I love you, Fringe Festival, and your spirit is essential to how I teach.
I love meeting places. I love places where people meet and I love places where artistic ideas meet. I love opera and I love punk rock, and I love finding places where these seemingly disparate genres of music overlap. (Look in the direction of John Cale.) I love when centuries old compositions by dead European men are discovered by young kids. I love that I teach young kids whose families have come from all over the world and that they get as much out of Mussorgsky & Dvorak as they do out of Eminem & Drake. And I love it when they find connective tissue between Mozart and Evanescence.*
I love being an audience to much of the same things. I love being able to attend artistic events that are full of both highbrow fine arts as well as vulgar comedies that feature two-chord songs about monkeys.
For this reason, I love Fringe Festivals. I was first introduced to the concept in my beloved hometown of Orlando, which hosts the longest running Fringe in North America. Any given Fringe Festival is an unjuried showcase of theatre, music, and visual arts, running for a certain period of time in a city. In the U .S., Fringes occur in New York, New Orleans, Boulder, CO, and many other major cities. The Canadian Association of Fringe Festivals (CAFF) is a highly effective organization, running a circuit of Fringe shows, many featuring the same artists, across Canada (and some in the U.S.) throughout the summer. But like I said, Orlando was the first and has been the longest continuous annual Fringe Festival in North America.
In doing some research and writing about the Orlando Fringe for the first time in 2004, I learned that the Fringe was born in Edinburgh. As I became more involved in and enamored of the Festival in Orlando, it became a life goal to attend the festival in Edinburgh.
And 10 years after my first Orlando Fringe, having faithfully made the trip back every Memorial Day weekend after I moved away, I made it to Edinburgh. After my graduate study abroad in London was finished, I took a very long bus ride through the British countryside and my best friend met me in Edinburgh. There, we attended the Festival Fringe as well as a night of the Edinburgh Tattoo (another life goal completed).

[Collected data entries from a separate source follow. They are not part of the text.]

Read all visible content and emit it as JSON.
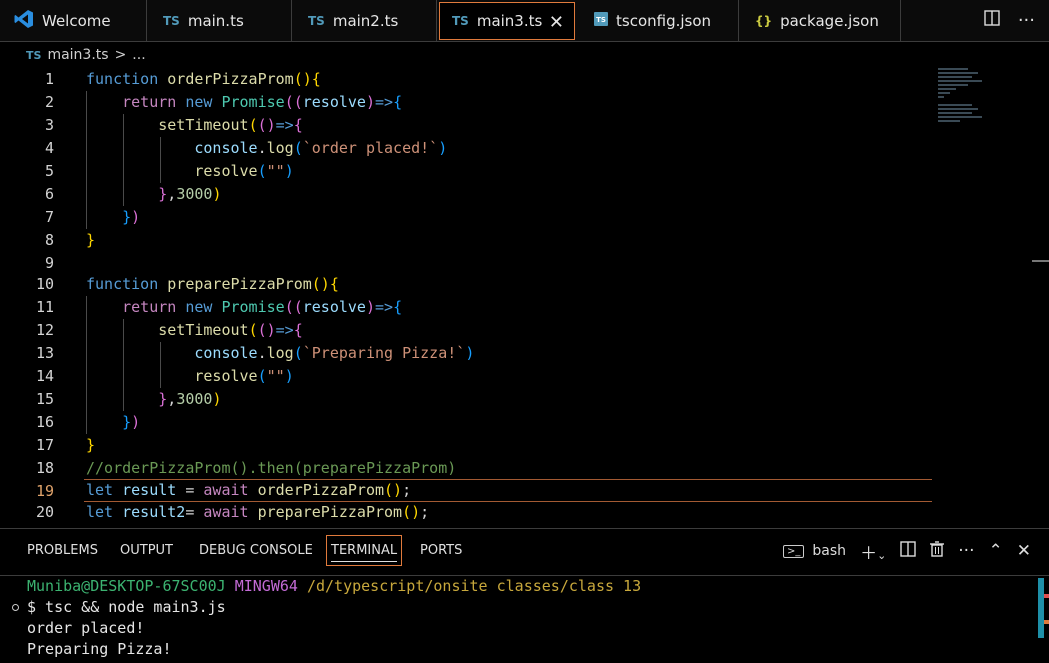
{
  "tabs": [
    {
      "name": "Welcome",
      "icon": "vscode-icon"
    },
    {
      "name": "main.ts",
      "icon": "TS"
    },
    {
      "name": "main2.ts",
      "icon": "TS"
    },
    {
      "name": "main3.ts",
      "icon": "TS",
      "active": true
    },
    {
      "name": "tsconfig.json",
      "icon": "tsconfig-icon"
    },
    {
      "name": "package.json",
      "icon": "{}"
    }
  ],
  "breadcrumb": {
    "file": "main3.ts",
    "sep": ">",
    "rest": "..."
  },
  "editor": {
    "line_numbers": [
      "1",
      "2",
      "3",
      "4",
      "5",
      "6",
      "7",
      "8",
      "9",
      "10",
      "11",
      "12",
      "13",
      "14",
      "15",
      "16",
      "17",
      "18",
      "19",
      "20"
    ],
    "current_line": 19
  },
  "panel": {
    "tabs": [
      "PROBLEMS",
      "OUTPUT",
      "DEBUG CONSOLE",
      "TERMINAL",
      "PORTS"
    ],
    "active_tab": "TERMINAL",
    "shell": "bash"
  },
  "terminal": {
    "prompt_user": "Muniba@DESKTOP-67SC00J",
    "prompt_env": "MINGW64",
    "prompt_path": "/d/typescript/onsite classes/class 13",
    "command": "$ tsc && node main3.js",
    "output": [
      "order placed!",
      "Preparing Pizza!"
    ]
  },
  "colors": {
    "accent": "#e07a3c",
    "ts": "#519aba",
    "keyword": "#569cd6"
  }
}
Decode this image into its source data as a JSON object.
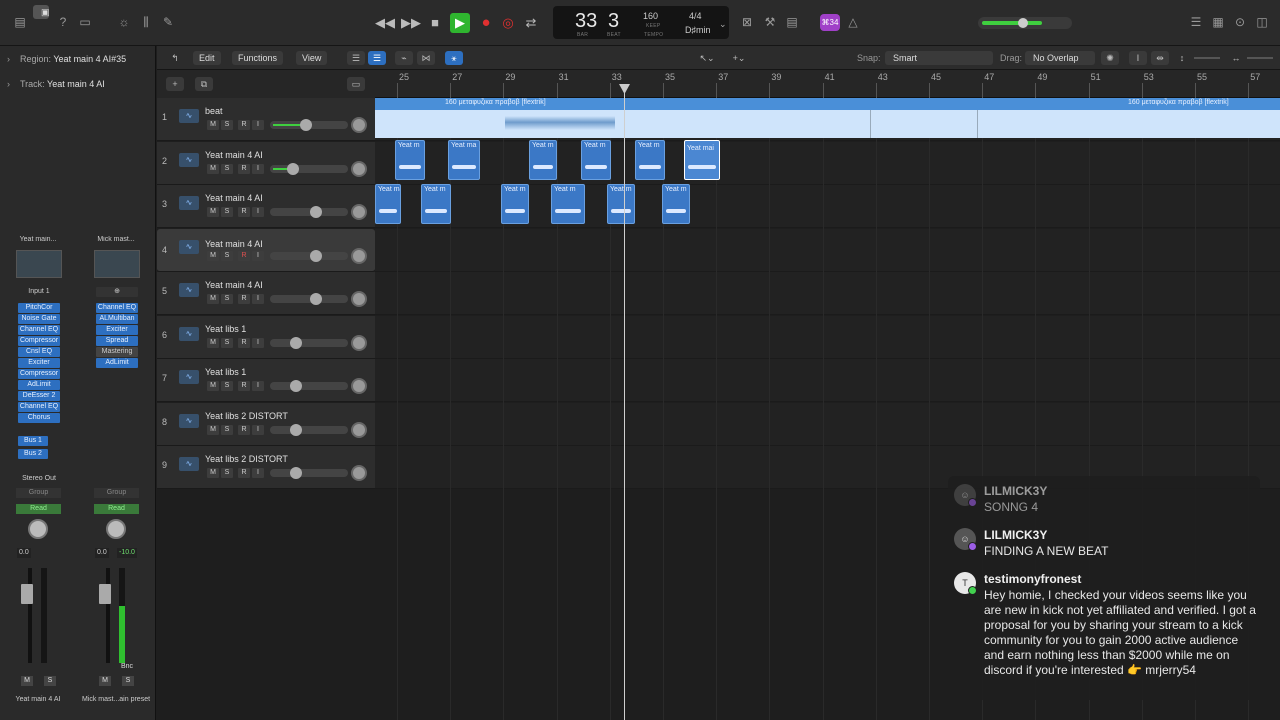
{
  "top_bar": {
    "lcd": {
      "bar": "33",
      "beat": "3",
      "bar_label": "BAR",
      "beat_label": "BEAT",
      "tempo": "160",
      "tempo_label": "TEMPO",
      "keep": "KEEP",
      "time_sig": "4/4",
      "key": "D♯min"
    },
    "cpu_badge": "⌘34",
    "colors": {
      "play": "#2fb52f",
      "record": "#e03030",
      "badge": "#a040c8",
      "accent": "#2d6fc0"
    }
  },
  "inspector": {
    "region_label": "Region:",
    "region_value": "Yeat main 4 AI#35",
    "track_label": "Track:",
    "track_value": "Yeat main 4 AI"
  },
  "channel_strips": [
    {
      "name": "Yeat main...",
      "input": "Input 1",
      "plugins": [
        "PitchCor",
        "Noise Gate",
        "Channel EQ",
        "Compressor",
        "Cnsl EQ",
        "Exciter",
        "Compressor",
        "AdLimit",
        "DeEsser 2",
        "Channel EQ",
        "Chorus"
      ],
      "sends": [
        "Bus 1",
        "Bus 2"
      ],
      "output": "Stereo Out",
      "group": "Group",
      "automation": "Read",
      "value1": "0.0",
      "value2": "",
      "mute": "M",
      "solo": "S",
      "footer": "Yeat main 4 AI"
    },
    {
      "name": "Mick mast...",
      "input": "",
      "plugins": [
        "Channel EQ",
        "ALMultiban",
        "Exciter",
        "Spread",
        "Mastering",
        "AdLimit"
      ],
      "sends": [],
      "output": "",
      "group": "Group",
      "automation": "Read",
      "value1": "0.0",
      "value2": "-10.0",
      "bnc": "Bnc",
      "mute": "M",
      "solo": "S",
      "footer": "Mick mast...ain preset"
    }
  ],
  "toolbar": {
    "edit": "Edit",
    "functions": "Functions",
    "view": "View",
    "snap_label": "Snap:",
    "snap_value": "Smart",
    "drag_label": "Drag:",
    "drag_value": "No Overlap"
  },
  "ruler": [
    "25",
    "27",
    "29",
    "31",
    "33",
    "35",
    "37",
    "39",
    "41",
    "43",
    "45",
    "47",
    "49",
    "51",
    "53",
    "55",
    "57"
  ],
  "tracks": [
    {
      "num": "1",
      "name": "beat",
      "vol": 0.45
    },
    {
      "num": "2",
      "name": "Yeat main 4 AI",
      "vol": 0.25
    },
    {
      "num": "3",
      "name": "Yeat main 4 AI",
      "vol": 0.6
    },
    {
      "num": "4",
      "name": "Yeat main 4 AI",
      "vol": 0.6
    },
    {
      "num": "5",
      "name": "Yeat main 4 AI",
      "vol": 0.6
    },
    {
      "num": "6",
      "name": "Yeat libs 1",
      "vol": 0.3
    },
    {
      "num": "7",
      "name": "Yeat libs 1",
      "vol": 0.3
    },
    {
      "num": "8",
      "name": "Yeat libs 2 DISTORT",
      "vol": 0.3
    },
    {
      "num": "9",
      "name": "Yeat libs 2 DISTORT",
      "vol": 0.3
    }
  ],
  "track_buttons": {
    "m": "M",
    "s": "S",
    "r": "R",
    "i": "I"
  },
  "beat_region": {
    "title_a": "160 μεταφυζικα πραβοβ [flextrik]",
    "title_b": "160 μεταφυζικα πραβοβ [flextrik]"
  },
  "regions_track2": [
    "Yeat m",
    "Yeat ma",
    "Yeat m",
    "Yeat m",
    "Yeat m",
    "Yeat mai"
  ],
  "regions_track3": [
    "Yeat ma",
    "Yeat m",
    "Yeat m",
    "Yeat m",
    "Yeat m",
    "Yeat m"
  ],
  "chat": [
    {
      "user": "LILMICK3Y",
      "text": "SONNG 4"
    },
    {
      "user": "LILMICK3Y",
      "text": "FINDING A NEW BEAT"
    },
    {
      "user": "testimonyfronest",
      "avatar": "T",
      "text": "Hey homie, I checked your videos seems like you are new in kick not yet affiliated and verified. I got a proposal for you by sharing your stream to a kick community for you to gain 2000 active audience and earn nothing less than $2000 while me on discord if you're interested 👉 mrjerry54"
    }
  ]
}
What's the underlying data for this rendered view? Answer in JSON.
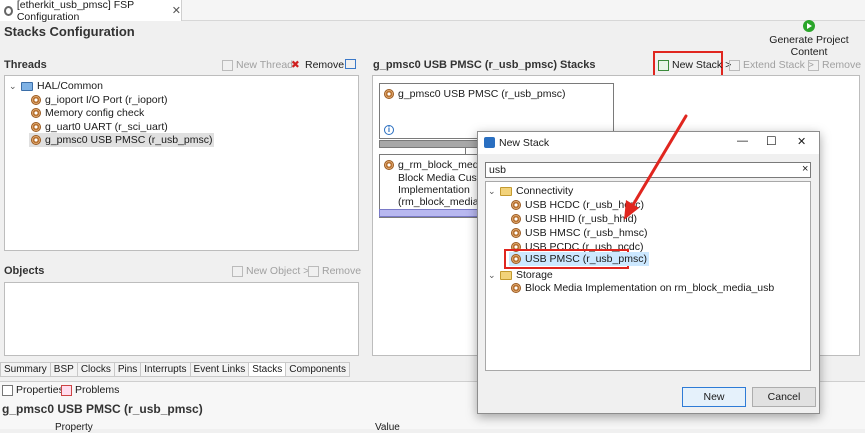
{
  "editor_tab": {
    "label": "[etherkit_usb_pmsc] FSP Configuration"
  },
  "page": {
    "title": "Stacks Configuration",
    "generate_label": "Generate Project Content"
  },
  "threads": {
    "title": "Threads",
    "new_thread_label": "New Thread",
    "remove_label": "Remove",
    "group": "HAL/Common",
    "items": [
      "g_ioport I/O Port (r_ioport)",
      "Memory config check",
      "g_uart0 UART (r_sci_uart)",
      "g_pmsc0 USB PMSC (r_usb_pmsc)"
    ]
  },
  "objects": {
    "title": "Objects",
    "new_object_label": "New Object >",
    "remove_label": "Remove"
  },
  "stacks": {
    "title": "g_pmsc0 USB PMSC (r_usb_pmsc) Stacks",
    "new_stack_label": "New Stack >",
    "extend_stack_label": "Extend Stack >",
    "remove_label": "Remove",
    "card1": "g_pmsc0 USB PMSC (r_usb_pmsc)",
    "card2_lines": [
      "g_rm_block_media0",
      "Block Media Custom",
      "Implementation",
      "(rm_block_media_us"
    ]
  },
  "bottom_tabs": [
    "Summary",
    "BSP",
    "Clocks",
    "Pins",
    "Interrupts",
    "Event Links",
    "Stacks",
    "Components"
  ],
  "properties": {
    "tab_properties": "Properties",
    "tab_problems": "Problems",
    "heading": "g_pmsc0 USB PMSC (r_usb_pmsc)",
    "col_property": "Property",
    "col_value": "Value"
  },
  "dialog": {
    "title": "New Stack",
    "search_value": "usb",
    "clear_label": "×",
    "categories": [
      {
        "name": "Connectivity",
        "items": [
          "USB HCDC (r_usb_hcdc)",
          "USB HHID (r_usb_hhid)",
          "USB HMSC (r_usb_hmsc)",
          "USB PCDC (r_usb_pcdc)",
          "USB PMSC (r_usb_pmsc)"
        ]
      },
      {
        "name": "Storage",
        "items": [
          "Block Media Implementation on rm_block_media_usb"
        ]
      }
    ],
    "new_label": "New",
    "cancel_label": "Cancel",
    "minimize": "—",
    "maximize": "☐",
    "close": "✕"
  },
  "colors": {
    "annotation_red": "#e0261f",
    "selection_blue": "#cce8ff"
  }
}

While the Festival Fringe Edinburgh was suffice to say, totally overwhelming, especially after a month abroad, it fulfilled all of my dreams. In one night, we saw a tiny & magnificent production of La Boheme (with the most wonderful Rodolfo I could imagine) in an Edinburgh church and then ran across town to see a show that had been cancelled, seeing a strange bearded man sing & tell absurdist jokes in what was apparently an empty comic book shop instead. We saw typical stand-up acts as well as French contemporary dance. Even seeing the Tattoo, which is steeped in military & musical tradition, went pop and involved a mass ensemble of marching bands from around the world playing "Happy".

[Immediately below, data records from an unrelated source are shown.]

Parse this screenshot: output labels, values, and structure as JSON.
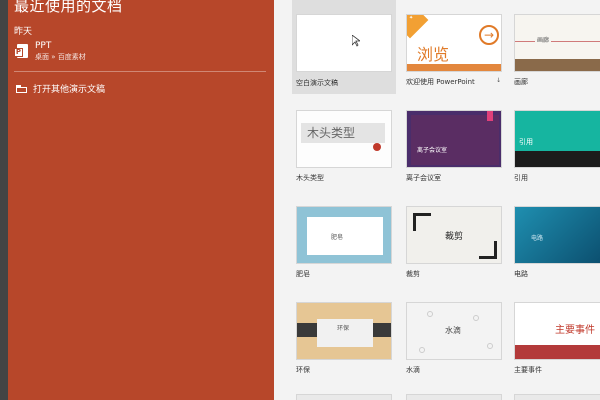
{
  "sidebar": {
    "title": "最近使用的文档",
    "section_label": "昨天",
    "recent": {
      "name": "PPT",
      "path": "桌面 » 百度素材",
      "icon": "ppt-file-icon"
    },
    "open_other_label": "打开其他演示文稿",
    "open_other_icon": "folder-open-icon",
    "background": "#b7472a"
  },
  "templates": [
    {
      "caption": "空白演示文稿"
    },
    {
      "caption": "欢迎使用 PowerPoint",
      "thumb_text": "浏览",
      "ribbon_text": "✦",
      "badge": "↓"
    },
    {
      "caption": "画廊",
      "thumb_text": "画廊"
    },
    {
      "caption": "木头类型",
      "thumb_text": "木头类型"
    },
    {
      "caption": "离子会议室",
      "thumb_text": "离子会议室"
    },
    {
      "caption": "引用",
      "thumb_text": "引用"
    },
    {
      "caption": "肥皂",
      "thumb_text": "肥皂"
    },
    {
      "caption": "裁剪",
      "thumb_text": "裁剪"
    },
    {
      "caption": "电路",
      "thumb_text": "电路"
    },
    {
      "caption": "环保",
      "thumb_text": "环保"
    },
    {
      "caption": "水滴",
      "thumb_text": "水滴"
    },
    {
      "caption": "主要事件",
      "thumb_text": "主要事件"
    }
  ]
}
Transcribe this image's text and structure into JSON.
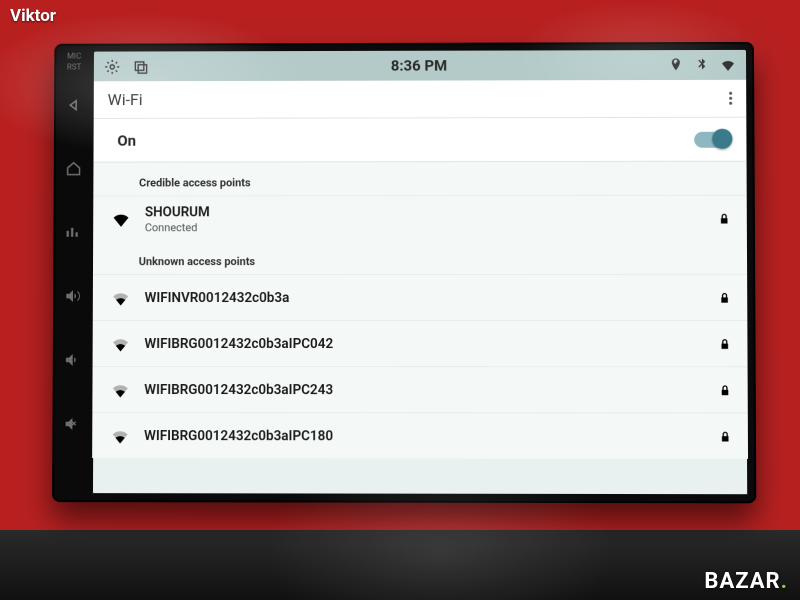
{
  "watermarks": {
    "top_left": "Viktor",
    "bottom_right": "BAZAR"
  },
  "bezel": {
    "labels": [
      "MIC",
      "RST"
    ]
  },
  "statusbar": {
    "time": "8:36 PM"
  },
  "title": "Wi-Fi",
  "toggle": {
    "label": "On",
    "state": "on"
  },
  "sections": {
    "credible": {
      "header": "Credible access points",
      "items": [
        {
          "name": "SHOURUM",
          "sub": "Connected",
          "locked": true,
          "signal": "full"
        }
      ]
    },
    "unknown": {
      "header": "Unknown access points",
      "items": [
        {
          "name": "WIFINVR0012432c0b3a",
          "locked": true,
          "signal": "mid"
        },
        {
          "name": "WIFIBRG0012432c0b3aIPC042",
          "locked": true,
          "signal": "mid"
        },
        {
          "name": "WIFIBRG0012432c0b3aIPC243",
          "locked": true,
          "signal": "mid"
        },
        {
          "name": "WIFIBRG0012432c0b3aIPC180",
          "locked": true,
          "signal": "mid"
        }
      ]
    }
  }
}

Even beyond all that, there were many student groups involved in the Fringe and several ensembles full of young people. Fringe is known primarily as the domain of theatre people, but to be honest it's just as much a musical event as it is a storytelling event.
For the Festival Fringe, the entire city becomes a venue for performing and visual arts, and it's unlike anything else I've ever seen. It's the largest performing arts festival in the entire world, and I think I would have to plan a lot more before I made it back to Edinburgh in August, but around this same time, two years after my trip, I start to feel incredibly nostalgic.
I miss Scotland, and I hope to go back there soon. Moreover, I hope to bring the spirit of the Fringe into everything I do in my job: bring some culture to the masses, breath a little new life into what we consider culture, give everyone who is prepared a space to perform, and to paraphrase Kermit the Frog, make lots of people happy.
*Edited very lightly for formatting & clarity, July 22nd, 2018.